Reports indicate that well over a million people in Gaza reside in temporary housing. Aid supplies, including insulated tents, have been insufficient. When the cyclone hit, humanitarian partners reported distributing plastic sheets, tents and mattresses to thousands of families. For those affected, however, this assistance was frequently felt to be patchy and insufficient, limited to temporary solutions that were largely ineffective against extended hardship to cold, wind and rain. Tents collapse. Chest infections, hypothermia, and infections caused by damp conditions are on the upswing.

This cannot be described as an unforeseen disaster. Winter is an annual event. People in Gaza understand this failure not as misfortune, but as being forsaken. People speak of how necessary items are blocked or slowed, while attempts to repair damaged homes are repeatedly obstructed. Grassroots projects have tried to make do, to hand out tarps, yet they continue to be hampered by what is allowed to enter. The culpability lies in political and humanitarian. Remedies are known, but are kept out.

A Preventable Suffering

The aspect that renders this pain especially painful is how avoidable it could have been.
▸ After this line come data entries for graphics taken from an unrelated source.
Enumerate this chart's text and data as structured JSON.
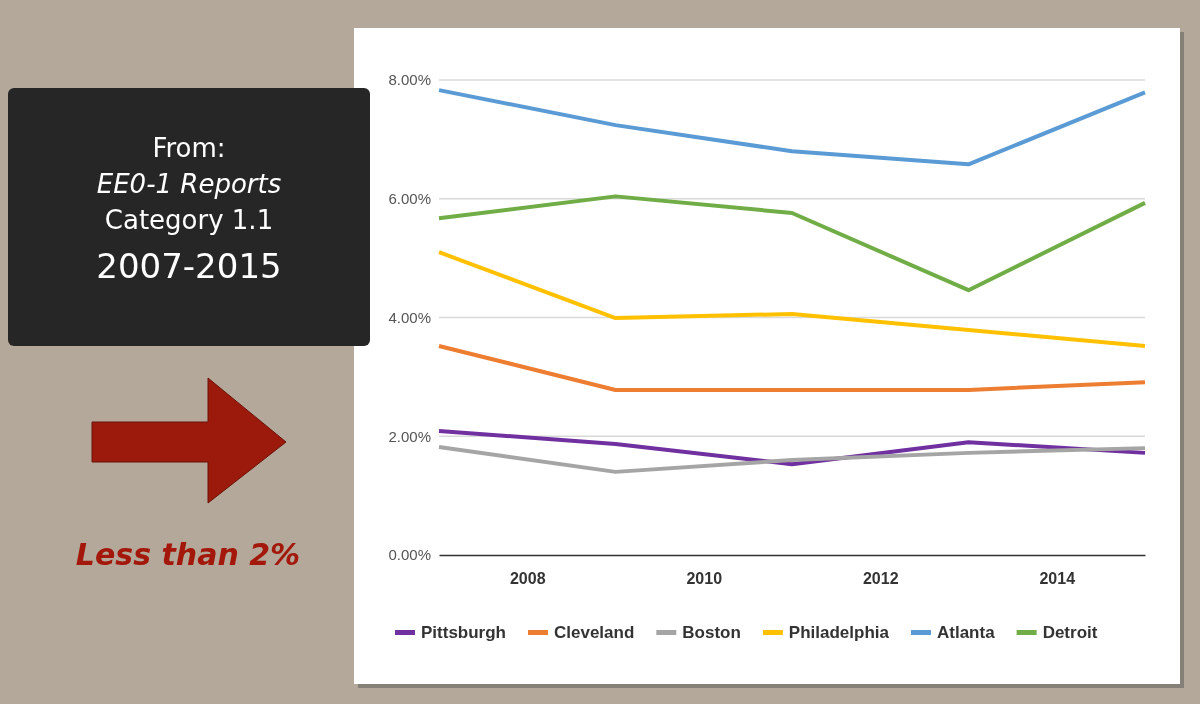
{
  "chart_data": {
    "type": "line",
    "x": [
      2007,
      2009,
      2011,
      2013,
      2015
    ],
    "xlim": [
      2007,
      2015
    ],
    "xticks": [
      2008,
      2010,
      2012,
      2014
    ],
    "ylim": [
      0,
      8
    ],
    "yticks": [
      {
        "value": 0,
        "label": "0.00%"
      },
      {
        "value": 2,
        "label": "2.00%"
      },
      {
        "value": 4,
        "label": "4.00%"
      },
      {
        "value": 6,
        "label": "6.00%"
      },
      {
        "value": 8,
        "label": "8.00%"
      }
    ],
    "grid": "y",
    "legend": "bottom",
    "marker": "none",
    "line_style": "solid",
    "annotations": [
      "From:",
      "EE0-1 Reports",
      "Category 1.1",
      "2007-2015",
      "Less than 2%"
    ],
    "series": [
      {
        "name": "Pittsburgh",
        "color": "#7030a0",
        "values": [
          2.09,
          1.87,
          1.53,
          1.9,
          1.72
        ]
      },
      {
        "name": "Cleveland",
        "color": "#ed7d31",
        "values": [
          3.52,
          2.78,
          2.78,
          2.78,
          2.91
        ]
      },
      {
        "name": "Boston",
        "color": "#a5a5a5",
        "values": [
          1.82,
          1.4,
          1.6,
          1.72,
          1.8
        ]
      },
      {
        "name": "Philadelphia",
        "color": "#ffc000",
        "values": [
          5.1,
          3.99,
          4.06,
          3.79,
          3.52
        ]
      },
      {
        "name": "Atlanta",
        "color": "#5b9bd5",
        "values": [
          7.83,
          7.24,
          6.8,
          6.58,
          7.79
        ]
      },
      {
        "name": "Detroit",
        "color": "#70ad47",
        "values": [
          5.67,
          6.04,
          5.76,
          4.46,
          5.93
        ]
      }
    ]
  }
}
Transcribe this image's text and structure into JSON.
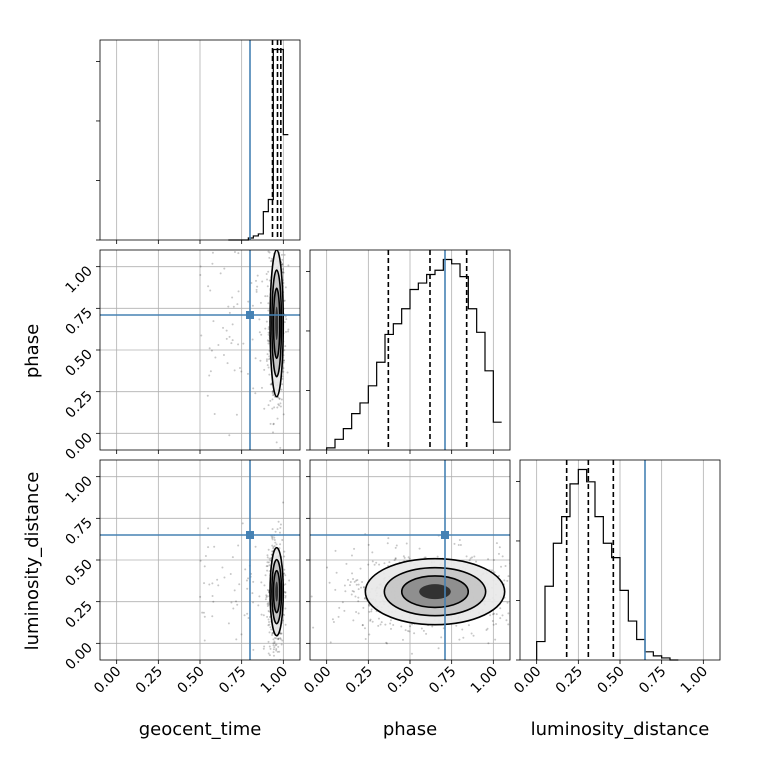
{
  "chart_data": {
    "type": "corner",
    "parameters": [
      "geocent_time",
      "phase",
      "luminosity_distance"
    ],
    "axis_ticks": [
      "0.00",
      "0.25",
      "0.50",
      "0.75",
      "1.00"
    ],
    "axis_range": [
      -0.1,
      1.1
    ],
    "grid": true,
    "colors": {
      "truth": "#4682b4",
      "hist": "#000000",
      "density": "#555555"
    },
    "truths": {
      "geocent_time": 0.8,
      "phase": 0.71,
      "luminosity_distance": 0.65
    },
    "quantiles": {
      "geocent_time": [
        0.935,
        0.965,
        0.985
      ],
      "phase": [
        0.37,
        0.62,
        0.84
      ],
      "luminosity_distance": [
        0.18,
        0.31,
        0.46
      ]
    },
    "histograms": {
      "geocent_time": {
        "bin_edges": [
          0.67,
          0.7,
          0.73,
          0.76,
          0.79,
          0.82,
          0.85,
          0.88,
          0.91,
          0.94,
          0.97,
          1.0,
          1.03
        ],
        "counts": [
          0,
          0,
          0,
          0,
          1,
          2,
          3,
          14,
          20,
          94,
          94,
          52
        ]
      },
      "phase": {
        "bin_edges": [
          0.0,
          0.05,
          0.1,
          0.15,
          0.2,
          0.25,
          0.3,
          0.35,
          0.4,
          0.45,
          0.5,
          0.55,
          0.6,
          0.65,
          0.7,
          0.75,
          0.8,
          0.85,
          0.9,
          0.95,
          1.0,
          1.05
        ],
        "counts": [
          1,
          5,
          10,
          17,
          22,
          30,
          41,
          54,
          59,
          66,
          75,
          78,
          82,
          84,
          89,
          87,
          81,
          66,
          55,
          37,
          13
        ]
      },
      "luminosity_distance": {
        "bin_edges": [
          0.0,
          0.05,
          0.1,
          0.15,
          0.2,
          0.25,
          0.3,
          0.35,
          0.4,
          0.45,
          0.5,
          0.55,
          0.6,
          0.65,
          0.7,
          0.75,
          0.8,
          0.85
        ],
        "counts": [
          9,
          36,
          57,
          70,
          86,
          93,
          87,
          70,
          57,
          50,
          34,
          19,
          10,
          4,
          2,
          1,
          0
        ]
      }
    },
    "density_2d": [
      {
        "x": "geocent_time",
        "y": "phase",
        "center": [
          0.96,
          0.66
        ],
        "spread": [
          0.018,
          0.2
        ],
        "scatter_range_x": [
          0.5,
          1.0
        ]
      },
      {
        "x": "geocent_time",
        "y": "luminosity_distance",
        "center": [
          0.96,
          0.31
        ],
        "spread": [
          0.018,
          0.12
        ],
        "scatter_range_x": [
          0.5,
          1.0
        ]
      },
      {
        "x": "phase",
        "y": "luminosity_distance",
        "center": [
          0.65,
          0.31
        ],
        "spread": [
          0.19,
          0.09
        ],
        "scatter_range_x": [
          0.0,
          1.05
        ]
      }
    ]
  }
}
No individual ought to study, raise children, or fight illness standing ankle-deep in cold water inside a tent. No learner should dread the rain damaging their precious phone. Rain lays bare just how vulnerable survival is. It tests bodies worn down by pressure, weariness, and sorrow.

This winter occurs alongside the Christmas season that, for millions, symbolises warmth, refuge and care for the disadvantaged. In Palestine, that {symbolism

Tiffany Delgado
Tiffany Delgado

Lena is a savvy shopper and deal expert who loves sharing money-saving strategies and bonus tips from her global travels.